Обещанный фильм о массовых убийствах был показан советским обвинением 19 февраля. Вечером Геринг так отозвался о нем в беседе с Гильбертом:
«Этот фильм был снят ими и с правовой точки зрения доказательством служить не может. Им ничего не стоило прикончить сотню-другую немецких военнопленных, а потом надеть на них советскую форму. Вы, в отличие от меня, просто не знаете русских. Вероятно, многие из этих кадров были сняты еще в период их революции, например, эти корзины, куда сваливают отрезанные ножом головы. А эти усеянные трупами поля — вообще типичные пейзажи любой войны. Их можно где угодно запечатлеть на пленку. Мне самому приходилось видеть тысячи трупов. А откуда вообще взялись свежие трупы для киносъемок? Не могли же русские со своими кинокамерами прибыть вовремя как раз туда, где они скопились. Скорее всего, эти трупы — их рук дело. Но, как я вам уже говорил, достаточно и пяти процентов от приведенного количества убитых. Тем не менее, что бы ни говорили и ни показывали русские, я им не верю и впредь верить не собираюсь. Они пытаются теперь спихнуть на нас творимые ими зверства».

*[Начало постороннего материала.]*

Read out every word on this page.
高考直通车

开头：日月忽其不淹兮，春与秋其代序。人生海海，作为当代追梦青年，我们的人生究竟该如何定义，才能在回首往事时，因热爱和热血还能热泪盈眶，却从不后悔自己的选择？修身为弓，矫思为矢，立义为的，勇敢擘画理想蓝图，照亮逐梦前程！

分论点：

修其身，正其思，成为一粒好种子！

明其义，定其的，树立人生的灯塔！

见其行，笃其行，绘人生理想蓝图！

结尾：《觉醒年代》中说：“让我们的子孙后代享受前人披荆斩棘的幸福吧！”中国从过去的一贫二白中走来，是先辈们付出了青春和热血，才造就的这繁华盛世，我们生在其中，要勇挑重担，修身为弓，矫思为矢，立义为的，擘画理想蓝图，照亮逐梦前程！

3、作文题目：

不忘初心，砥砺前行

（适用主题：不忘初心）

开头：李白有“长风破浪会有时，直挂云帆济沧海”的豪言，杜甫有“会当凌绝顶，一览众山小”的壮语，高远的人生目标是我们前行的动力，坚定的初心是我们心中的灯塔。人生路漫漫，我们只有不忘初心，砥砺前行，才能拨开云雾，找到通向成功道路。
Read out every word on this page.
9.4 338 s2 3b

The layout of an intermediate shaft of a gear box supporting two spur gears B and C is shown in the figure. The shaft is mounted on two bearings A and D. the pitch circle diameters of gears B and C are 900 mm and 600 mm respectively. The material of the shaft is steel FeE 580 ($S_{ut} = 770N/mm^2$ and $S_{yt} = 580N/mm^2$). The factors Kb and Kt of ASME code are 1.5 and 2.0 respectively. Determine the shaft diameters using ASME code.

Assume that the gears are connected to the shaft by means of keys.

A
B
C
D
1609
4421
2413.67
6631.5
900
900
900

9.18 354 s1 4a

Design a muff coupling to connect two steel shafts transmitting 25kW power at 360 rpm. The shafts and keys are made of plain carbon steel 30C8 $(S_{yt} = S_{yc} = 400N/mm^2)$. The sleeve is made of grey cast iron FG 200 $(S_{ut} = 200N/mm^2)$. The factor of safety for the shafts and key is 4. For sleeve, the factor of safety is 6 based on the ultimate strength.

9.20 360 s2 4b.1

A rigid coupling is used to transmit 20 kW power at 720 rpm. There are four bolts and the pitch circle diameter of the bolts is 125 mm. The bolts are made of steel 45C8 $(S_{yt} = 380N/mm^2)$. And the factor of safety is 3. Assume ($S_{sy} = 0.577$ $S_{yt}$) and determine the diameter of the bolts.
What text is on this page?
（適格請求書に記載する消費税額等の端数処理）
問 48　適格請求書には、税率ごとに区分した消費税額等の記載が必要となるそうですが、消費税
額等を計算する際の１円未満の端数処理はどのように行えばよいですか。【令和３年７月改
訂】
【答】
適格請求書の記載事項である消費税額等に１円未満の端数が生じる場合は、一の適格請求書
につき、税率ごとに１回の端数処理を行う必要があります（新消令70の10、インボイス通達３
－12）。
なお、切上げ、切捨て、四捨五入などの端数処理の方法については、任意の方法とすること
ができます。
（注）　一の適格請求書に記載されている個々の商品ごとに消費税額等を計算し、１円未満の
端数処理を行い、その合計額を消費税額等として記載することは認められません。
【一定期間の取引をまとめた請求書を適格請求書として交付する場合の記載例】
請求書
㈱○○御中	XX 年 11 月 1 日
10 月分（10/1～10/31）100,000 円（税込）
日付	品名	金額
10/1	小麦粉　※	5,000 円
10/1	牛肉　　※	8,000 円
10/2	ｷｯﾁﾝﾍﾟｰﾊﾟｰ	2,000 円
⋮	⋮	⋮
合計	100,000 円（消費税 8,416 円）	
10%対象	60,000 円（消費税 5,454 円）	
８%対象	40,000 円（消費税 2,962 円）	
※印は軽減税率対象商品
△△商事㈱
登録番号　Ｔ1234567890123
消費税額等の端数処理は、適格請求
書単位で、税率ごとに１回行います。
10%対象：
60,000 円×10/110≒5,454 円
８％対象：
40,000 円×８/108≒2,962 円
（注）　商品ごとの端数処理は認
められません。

Разумеется, сделанный советскими кинодокументалистами фильм, в отличие от фильмов, снятых самими немцами, не мог рассматриваться в качестве строгого юридического доказательства. Зато он был призван произвести и действительно произвел сильнейшее эмоциональное воздействие и на судей, и на подсудимых, и на присутствовавшую в зале публику, прежде всего на представителей прессы.
Часть геринговской критики советского фильма явно абсурдна. Не было абсолютно никакой нужды убивать немец-
ких пленных и потом выдавать их за погибших в немецком плену красноармейцев. Советские военнопленные и так гибли сотнями тысяч и миллионами, так что найти подходящую натуру для съемки труда не составляло. А вот другие замечания Геринга заслуживают внимания. Советские документалисты достаточно вольно обращались с материалом, не брезговали постановочными сценами и сознательными анахронизмами, так что одна и та же хроника порой использовалась для иллюстрации как событий Гражданской, так и Великой Отечественной войны, равно как жертвы красного террора времен Гражданской войны или 30-х годов могли выдаваться за жертвы нацистов.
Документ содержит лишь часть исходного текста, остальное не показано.